2. Part IV. Remuneration of workers. In relation to its previous comments, the Committee notes with interest the adoption of the Labour Act of 2003 and, more particularly, section 67, which provides that the employer must pay the whole of the salary, wages and allowances to the worker in legal tender, which obligation has to be stated in the working contract, in conformity with Article 11, paragraphs 2, 3 and 8(a) of the Convention. It also notes section 71 of the Labour Act, which prohibits the employer to coerce the worker to make use of the store or service, and section 69 of the Labour Act that stipulates that an employer shall not make deduction in anticipation of the regular period of payment of remuneration, in conformity with Article 11, paragraphs 5, 8(b) and (c), of the Convention, respectively. The Convention further requires that necessary measures have to be taken to ensure the proper payment of all wages earned and stipulates in Article 11, paragraph 1, that the employer shall be required to keep registers of wage payments. The Committee therefore asks the Government to indicate, in its next report, what measures are envisaged or taken to ensure the proper payment of the workers, namely ones ensuring that the payment of remuneration is done on a regular basis so as to lessen the likelihood of indebtedness among the workers (Article 11, paragraph 6). It would also be grateful if the Government would indicate the measures in place or envisaged to prohibit the replacement of money payment by alcoholic beverage and to ensure that food, lodging and other essential supplies and services provided which from part of the remuneration are adequate (Article 11, paragraphs 4 and 7).

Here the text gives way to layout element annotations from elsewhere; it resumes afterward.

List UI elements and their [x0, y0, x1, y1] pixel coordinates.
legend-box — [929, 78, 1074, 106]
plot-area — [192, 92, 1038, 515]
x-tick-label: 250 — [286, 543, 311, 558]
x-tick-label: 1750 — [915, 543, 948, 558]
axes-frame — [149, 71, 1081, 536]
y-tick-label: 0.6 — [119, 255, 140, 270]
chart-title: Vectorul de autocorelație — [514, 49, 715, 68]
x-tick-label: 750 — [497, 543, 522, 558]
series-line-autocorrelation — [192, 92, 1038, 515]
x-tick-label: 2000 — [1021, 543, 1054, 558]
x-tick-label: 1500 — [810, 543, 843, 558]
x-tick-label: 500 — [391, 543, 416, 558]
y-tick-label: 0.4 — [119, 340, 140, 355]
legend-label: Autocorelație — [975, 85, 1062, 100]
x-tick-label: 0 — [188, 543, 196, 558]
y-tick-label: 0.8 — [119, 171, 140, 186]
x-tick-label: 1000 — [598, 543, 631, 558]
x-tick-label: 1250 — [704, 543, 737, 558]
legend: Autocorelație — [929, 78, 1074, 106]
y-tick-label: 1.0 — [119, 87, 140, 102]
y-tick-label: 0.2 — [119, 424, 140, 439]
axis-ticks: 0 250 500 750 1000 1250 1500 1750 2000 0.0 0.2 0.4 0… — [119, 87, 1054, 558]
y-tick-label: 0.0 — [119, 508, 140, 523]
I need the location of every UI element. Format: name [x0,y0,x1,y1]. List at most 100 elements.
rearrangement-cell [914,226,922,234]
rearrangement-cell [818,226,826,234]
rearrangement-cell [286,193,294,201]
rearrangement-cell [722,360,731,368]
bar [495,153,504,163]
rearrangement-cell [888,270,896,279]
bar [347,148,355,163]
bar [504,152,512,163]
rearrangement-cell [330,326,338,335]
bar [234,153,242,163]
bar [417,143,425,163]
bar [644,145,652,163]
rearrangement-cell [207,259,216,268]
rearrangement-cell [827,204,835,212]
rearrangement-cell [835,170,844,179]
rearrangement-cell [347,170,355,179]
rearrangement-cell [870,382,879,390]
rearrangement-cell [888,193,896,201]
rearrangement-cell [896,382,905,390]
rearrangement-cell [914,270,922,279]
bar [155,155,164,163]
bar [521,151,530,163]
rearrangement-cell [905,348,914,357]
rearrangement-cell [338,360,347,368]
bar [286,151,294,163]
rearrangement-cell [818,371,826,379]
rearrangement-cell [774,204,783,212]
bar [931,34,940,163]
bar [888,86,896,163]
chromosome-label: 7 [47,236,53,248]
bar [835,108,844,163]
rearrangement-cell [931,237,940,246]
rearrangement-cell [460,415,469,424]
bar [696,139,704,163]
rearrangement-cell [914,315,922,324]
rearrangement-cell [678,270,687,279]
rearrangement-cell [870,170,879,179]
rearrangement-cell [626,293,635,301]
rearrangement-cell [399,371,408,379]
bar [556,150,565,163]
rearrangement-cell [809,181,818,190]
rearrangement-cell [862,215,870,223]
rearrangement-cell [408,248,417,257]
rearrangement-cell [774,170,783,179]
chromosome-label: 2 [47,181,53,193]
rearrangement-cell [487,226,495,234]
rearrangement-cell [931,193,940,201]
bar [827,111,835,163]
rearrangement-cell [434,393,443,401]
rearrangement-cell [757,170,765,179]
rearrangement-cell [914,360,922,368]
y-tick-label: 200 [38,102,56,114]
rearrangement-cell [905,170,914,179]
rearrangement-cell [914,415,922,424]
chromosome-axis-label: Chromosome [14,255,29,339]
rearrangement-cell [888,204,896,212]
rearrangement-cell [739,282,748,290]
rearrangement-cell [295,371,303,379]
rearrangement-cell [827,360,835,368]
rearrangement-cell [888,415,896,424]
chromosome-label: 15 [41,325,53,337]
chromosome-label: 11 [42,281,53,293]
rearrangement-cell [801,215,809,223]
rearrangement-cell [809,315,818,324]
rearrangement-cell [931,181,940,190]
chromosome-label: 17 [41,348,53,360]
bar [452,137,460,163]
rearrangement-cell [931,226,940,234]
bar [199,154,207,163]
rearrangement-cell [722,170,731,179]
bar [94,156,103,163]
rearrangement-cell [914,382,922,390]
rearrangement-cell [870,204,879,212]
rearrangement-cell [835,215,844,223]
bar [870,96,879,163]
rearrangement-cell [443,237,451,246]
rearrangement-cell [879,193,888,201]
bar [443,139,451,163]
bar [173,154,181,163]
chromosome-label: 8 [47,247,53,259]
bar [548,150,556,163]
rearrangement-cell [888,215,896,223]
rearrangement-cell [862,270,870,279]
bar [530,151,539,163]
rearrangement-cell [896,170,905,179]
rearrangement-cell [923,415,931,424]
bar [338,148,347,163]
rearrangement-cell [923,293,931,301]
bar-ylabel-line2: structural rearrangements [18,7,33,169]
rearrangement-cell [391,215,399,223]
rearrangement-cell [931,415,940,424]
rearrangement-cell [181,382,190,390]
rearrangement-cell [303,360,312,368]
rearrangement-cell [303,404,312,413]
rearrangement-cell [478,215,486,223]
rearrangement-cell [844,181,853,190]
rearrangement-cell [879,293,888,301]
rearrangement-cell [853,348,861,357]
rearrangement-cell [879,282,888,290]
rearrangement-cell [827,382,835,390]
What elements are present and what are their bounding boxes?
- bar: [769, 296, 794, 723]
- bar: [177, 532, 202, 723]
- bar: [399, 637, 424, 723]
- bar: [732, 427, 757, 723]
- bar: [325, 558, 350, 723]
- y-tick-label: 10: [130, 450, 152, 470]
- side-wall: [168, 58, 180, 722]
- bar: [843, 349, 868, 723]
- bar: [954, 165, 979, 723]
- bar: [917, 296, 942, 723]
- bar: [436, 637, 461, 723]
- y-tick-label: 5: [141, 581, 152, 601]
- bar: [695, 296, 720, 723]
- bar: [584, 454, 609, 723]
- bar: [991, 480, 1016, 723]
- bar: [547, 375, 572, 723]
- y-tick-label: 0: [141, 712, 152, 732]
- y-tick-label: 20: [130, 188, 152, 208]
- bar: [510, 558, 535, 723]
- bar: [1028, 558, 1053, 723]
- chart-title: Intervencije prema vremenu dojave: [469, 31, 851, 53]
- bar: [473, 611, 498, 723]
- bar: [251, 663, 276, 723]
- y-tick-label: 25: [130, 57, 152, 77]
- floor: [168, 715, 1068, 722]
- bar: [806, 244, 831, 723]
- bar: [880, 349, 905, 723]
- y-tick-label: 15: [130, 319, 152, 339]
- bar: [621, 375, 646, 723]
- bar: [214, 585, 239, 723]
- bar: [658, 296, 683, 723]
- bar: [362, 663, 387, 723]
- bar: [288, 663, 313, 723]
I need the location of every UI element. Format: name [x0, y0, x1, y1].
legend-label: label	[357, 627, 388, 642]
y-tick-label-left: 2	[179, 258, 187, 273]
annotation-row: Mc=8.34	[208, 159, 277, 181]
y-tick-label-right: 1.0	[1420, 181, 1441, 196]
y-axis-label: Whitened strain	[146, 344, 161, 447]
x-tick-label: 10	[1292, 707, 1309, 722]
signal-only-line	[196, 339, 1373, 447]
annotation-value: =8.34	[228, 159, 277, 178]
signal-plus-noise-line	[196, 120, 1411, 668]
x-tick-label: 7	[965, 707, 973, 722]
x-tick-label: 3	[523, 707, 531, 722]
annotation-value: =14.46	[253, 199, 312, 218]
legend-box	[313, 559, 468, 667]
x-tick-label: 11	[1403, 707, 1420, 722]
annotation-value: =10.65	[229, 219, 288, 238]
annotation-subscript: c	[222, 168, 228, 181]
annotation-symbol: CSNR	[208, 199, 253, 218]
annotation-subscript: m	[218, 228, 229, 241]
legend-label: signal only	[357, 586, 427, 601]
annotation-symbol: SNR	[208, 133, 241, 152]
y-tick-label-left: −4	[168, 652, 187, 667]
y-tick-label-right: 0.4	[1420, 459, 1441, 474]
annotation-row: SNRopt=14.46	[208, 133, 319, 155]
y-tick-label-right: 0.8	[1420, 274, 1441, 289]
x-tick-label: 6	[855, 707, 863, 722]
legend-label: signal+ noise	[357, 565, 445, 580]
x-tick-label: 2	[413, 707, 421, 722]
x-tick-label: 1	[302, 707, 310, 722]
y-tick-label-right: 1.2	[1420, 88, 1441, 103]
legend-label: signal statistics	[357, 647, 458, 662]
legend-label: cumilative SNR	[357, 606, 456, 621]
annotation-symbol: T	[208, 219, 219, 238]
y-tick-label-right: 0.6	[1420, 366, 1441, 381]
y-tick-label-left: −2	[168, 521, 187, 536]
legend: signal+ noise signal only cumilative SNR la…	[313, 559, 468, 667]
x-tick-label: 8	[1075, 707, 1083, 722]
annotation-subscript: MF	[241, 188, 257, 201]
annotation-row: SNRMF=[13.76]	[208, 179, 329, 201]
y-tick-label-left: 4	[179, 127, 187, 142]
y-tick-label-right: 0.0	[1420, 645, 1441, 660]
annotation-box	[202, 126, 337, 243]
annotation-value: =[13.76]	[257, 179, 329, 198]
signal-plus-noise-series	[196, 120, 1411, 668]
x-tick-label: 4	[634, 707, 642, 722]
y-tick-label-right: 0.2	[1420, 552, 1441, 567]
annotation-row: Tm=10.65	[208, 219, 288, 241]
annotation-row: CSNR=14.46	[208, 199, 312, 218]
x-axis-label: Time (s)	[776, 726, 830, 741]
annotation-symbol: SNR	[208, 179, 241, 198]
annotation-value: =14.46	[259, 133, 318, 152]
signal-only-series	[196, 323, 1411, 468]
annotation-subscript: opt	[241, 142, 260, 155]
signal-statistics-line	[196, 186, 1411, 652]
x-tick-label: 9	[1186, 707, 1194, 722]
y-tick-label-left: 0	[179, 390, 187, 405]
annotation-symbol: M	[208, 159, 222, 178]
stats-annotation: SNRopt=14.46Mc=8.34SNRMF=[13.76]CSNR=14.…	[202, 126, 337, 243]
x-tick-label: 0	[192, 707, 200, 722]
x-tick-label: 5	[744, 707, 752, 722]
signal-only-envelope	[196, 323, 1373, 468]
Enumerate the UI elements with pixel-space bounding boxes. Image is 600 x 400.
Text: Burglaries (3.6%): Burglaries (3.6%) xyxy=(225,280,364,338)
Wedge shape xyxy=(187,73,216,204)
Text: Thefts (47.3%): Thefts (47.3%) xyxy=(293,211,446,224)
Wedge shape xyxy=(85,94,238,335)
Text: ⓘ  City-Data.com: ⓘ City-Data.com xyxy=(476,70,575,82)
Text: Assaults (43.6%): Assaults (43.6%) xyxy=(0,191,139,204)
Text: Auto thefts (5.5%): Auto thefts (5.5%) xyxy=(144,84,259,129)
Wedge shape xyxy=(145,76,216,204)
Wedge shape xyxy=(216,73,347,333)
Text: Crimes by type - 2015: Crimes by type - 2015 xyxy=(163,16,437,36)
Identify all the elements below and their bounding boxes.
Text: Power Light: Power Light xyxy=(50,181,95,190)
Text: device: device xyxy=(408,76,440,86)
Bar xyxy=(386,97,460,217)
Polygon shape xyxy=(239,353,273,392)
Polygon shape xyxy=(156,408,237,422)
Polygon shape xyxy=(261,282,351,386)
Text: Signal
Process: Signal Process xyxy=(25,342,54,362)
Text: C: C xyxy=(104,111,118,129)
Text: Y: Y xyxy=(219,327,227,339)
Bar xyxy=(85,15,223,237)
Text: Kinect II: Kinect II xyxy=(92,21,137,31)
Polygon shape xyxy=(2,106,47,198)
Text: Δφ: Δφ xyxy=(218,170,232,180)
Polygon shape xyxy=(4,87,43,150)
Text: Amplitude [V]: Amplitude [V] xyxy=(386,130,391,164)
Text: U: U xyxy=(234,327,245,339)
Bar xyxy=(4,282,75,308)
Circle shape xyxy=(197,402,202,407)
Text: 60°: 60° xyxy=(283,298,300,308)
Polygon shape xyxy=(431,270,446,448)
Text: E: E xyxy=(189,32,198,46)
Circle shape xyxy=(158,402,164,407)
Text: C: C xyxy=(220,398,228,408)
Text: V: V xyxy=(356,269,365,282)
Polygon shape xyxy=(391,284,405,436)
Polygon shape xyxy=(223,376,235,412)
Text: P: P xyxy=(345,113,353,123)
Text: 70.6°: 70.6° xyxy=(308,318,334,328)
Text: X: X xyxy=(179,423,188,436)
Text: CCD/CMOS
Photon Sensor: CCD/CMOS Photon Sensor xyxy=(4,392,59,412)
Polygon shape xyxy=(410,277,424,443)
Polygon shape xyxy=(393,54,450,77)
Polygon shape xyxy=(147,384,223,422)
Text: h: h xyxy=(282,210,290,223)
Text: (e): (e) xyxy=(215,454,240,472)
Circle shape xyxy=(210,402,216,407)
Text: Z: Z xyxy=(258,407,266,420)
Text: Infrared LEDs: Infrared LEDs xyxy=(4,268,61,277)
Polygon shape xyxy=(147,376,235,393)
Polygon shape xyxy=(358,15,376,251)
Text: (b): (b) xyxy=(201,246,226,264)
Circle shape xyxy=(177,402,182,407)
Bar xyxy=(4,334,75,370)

3. Advances on wages. The Committee notes that section 70(b) of the Labour Act allows the employer to make deductions on any financial facility he advanced to the worker at the written request of the worker, or which is guaranteed by the employer to the worker. The Committee asks the Government to provide further information on the maximum amount of repayment of advances authorized, as well as on the limit of advances made to a worker in consideration of his taking up employment, as required by Article 12, paragraphs 2 and 3.